How to Address the American Amateur Boxing Struggles
By James Stillerman– For the first since boxing was introduced to the Olympics in St. Louis, Missouri in 1904, an American boxer failed to medal. Despite the fact that America brought ten fighters to the 2012 Summer Olympics in London, England, more than any other country, none of them reached the finals. Five fighters lost in the first round and another three boxers lost in the second round.
America recorded 108 medals, 48 gold, over the last 108 years competing in the sport which is the most among all the countries competing in boxing.
There are several reasons for the decline of American Olympic Boxing, first and foremost due to the lack of a national program, as seen with the other sports. Most sports have a strong, well organized and structured national organization that oversees a steady pipeline of talent of all age groups being fed into the amateurs and then the elite amateurs having the opportunity to compete for the Olympics. In boxing, there is no such thing. While boxing does have the amateur ranks it is not nearly as organized and structured as with the other sports. If boxing was stronger it would garner more children to become involved in the sport, increasing their chances of having better boxers at the Olympics by having a larger pool of athletes to chose from.
The American Boxing Federation`s president, coaches and trainers are constantly being changed, there is a great deal of in house fighting and the protocol on training for the Olympics varies every four years. For example, in the 2012 Olympics none of the boxing coaches’ staff was in place until a couple of months before the games and the President of the Amateur Boxing Federation, Hal Adonise was removed just before the games started. This lack of continuity prevents fighters from getting better and adds another distraction that they have to contend with along the way.
The American Amateur Boxing Federation needs to have its president, coaches and trainers in place within the next year, so that they have three years to build a plan of stability. Furthermore, with a stronger and more organized boxing amateur organization it might convince more exceptional boxers to compete for the Olympics instead of becoming professionals right away, giving the Americans a stronger team in which to compete at the Olympic Games.
United States amateur boxers need to be more immersed into the rules, scoring and fighting style of amateur boxing. These fighters need to compete in more exhibitions against other good amateur fighters leading up to the Olympics and be more accumulated to the Olympic style of judging. The Olympic scoring gives fighters more points for great defense and counter punching rather than the professional style of fighting, which many U.S. boxers are taught, and should not be at the amateur level, which is being aggressive and throwing a great deal of power punches.
There is more competition from Asian countries and the breakup of the Soviet Union, creating more fighters and better boxers that the Americans have to compete against that they did not have to face before, making their competition a great deal fiercer.
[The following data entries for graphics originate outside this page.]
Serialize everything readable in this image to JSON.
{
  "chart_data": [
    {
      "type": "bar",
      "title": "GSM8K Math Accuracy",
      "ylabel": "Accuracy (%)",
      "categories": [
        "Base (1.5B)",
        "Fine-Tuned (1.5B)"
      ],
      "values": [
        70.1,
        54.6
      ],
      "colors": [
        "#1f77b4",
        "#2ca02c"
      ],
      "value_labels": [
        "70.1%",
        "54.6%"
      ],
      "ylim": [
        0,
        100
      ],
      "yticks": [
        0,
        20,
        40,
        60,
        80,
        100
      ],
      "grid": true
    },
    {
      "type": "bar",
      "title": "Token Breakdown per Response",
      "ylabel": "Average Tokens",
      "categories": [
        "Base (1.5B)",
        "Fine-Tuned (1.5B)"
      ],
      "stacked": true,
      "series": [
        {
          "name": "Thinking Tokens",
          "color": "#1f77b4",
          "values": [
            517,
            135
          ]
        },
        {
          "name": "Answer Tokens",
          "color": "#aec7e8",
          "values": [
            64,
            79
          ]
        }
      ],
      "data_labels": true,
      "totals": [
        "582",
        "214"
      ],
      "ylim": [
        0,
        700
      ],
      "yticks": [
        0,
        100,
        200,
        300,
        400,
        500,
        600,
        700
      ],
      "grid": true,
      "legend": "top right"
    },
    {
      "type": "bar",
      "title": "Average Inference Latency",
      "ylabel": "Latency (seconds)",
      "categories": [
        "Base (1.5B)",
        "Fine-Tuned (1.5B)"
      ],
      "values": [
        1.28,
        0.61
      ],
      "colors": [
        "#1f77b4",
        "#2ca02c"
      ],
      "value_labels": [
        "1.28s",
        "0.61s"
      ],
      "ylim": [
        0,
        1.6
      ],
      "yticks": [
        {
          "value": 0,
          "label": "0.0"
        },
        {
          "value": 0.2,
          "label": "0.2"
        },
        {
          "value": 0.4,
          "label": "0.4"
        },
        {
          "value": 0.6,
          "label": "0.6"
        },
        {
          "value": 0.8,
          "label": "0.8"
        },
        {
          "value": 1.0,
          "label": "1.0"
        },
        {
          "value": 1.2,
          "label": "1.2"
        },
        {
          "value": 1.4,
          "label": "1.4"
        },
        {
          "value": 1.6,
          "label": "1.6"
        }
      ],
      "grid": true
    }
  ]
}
These foreign fighters appear to be better fundamental trained with their skill set which is geared more to the Olympic style of scoring than Americans are, giving them a distinct advantage at this stage. If the United States coaches and the Amateur Boxing Federation address these issues than they will help these men become more acclimated to what they should expect and how to be better prepared for these amateur bouts.
Amateur boxing lacks experienced and knowledgeable coaches and trainers to help these boxers get where they need to be. Several former Olympic boxers complained that they were not being properly trained for the Olympics nor taught how to fight to the Olympic style judging. In addition, since 2004 there have been four boxing coaches. A way to address this problem is to allow American fighters to have their own trainers in their corners during bouts, as many other countries do. No one knows their fighters better than their own coach. This will prevent fighters having to conflict between doing what their trainers taught them and what their trainers for the Olympics are teaching them. It would also end the coaching carousel where fighters have a new coach and trainer and new set of rules and style of fighting every two years.
Hopefully in 2016, when the Summer Olympics resumes in Rio de Janeiro, Brazil the American Amateur Boxing Federation can correct their mistakes and address these issues and have a much better showing than they have in the previous three Olympics and bring the United States back to its Olympic Boxing glory.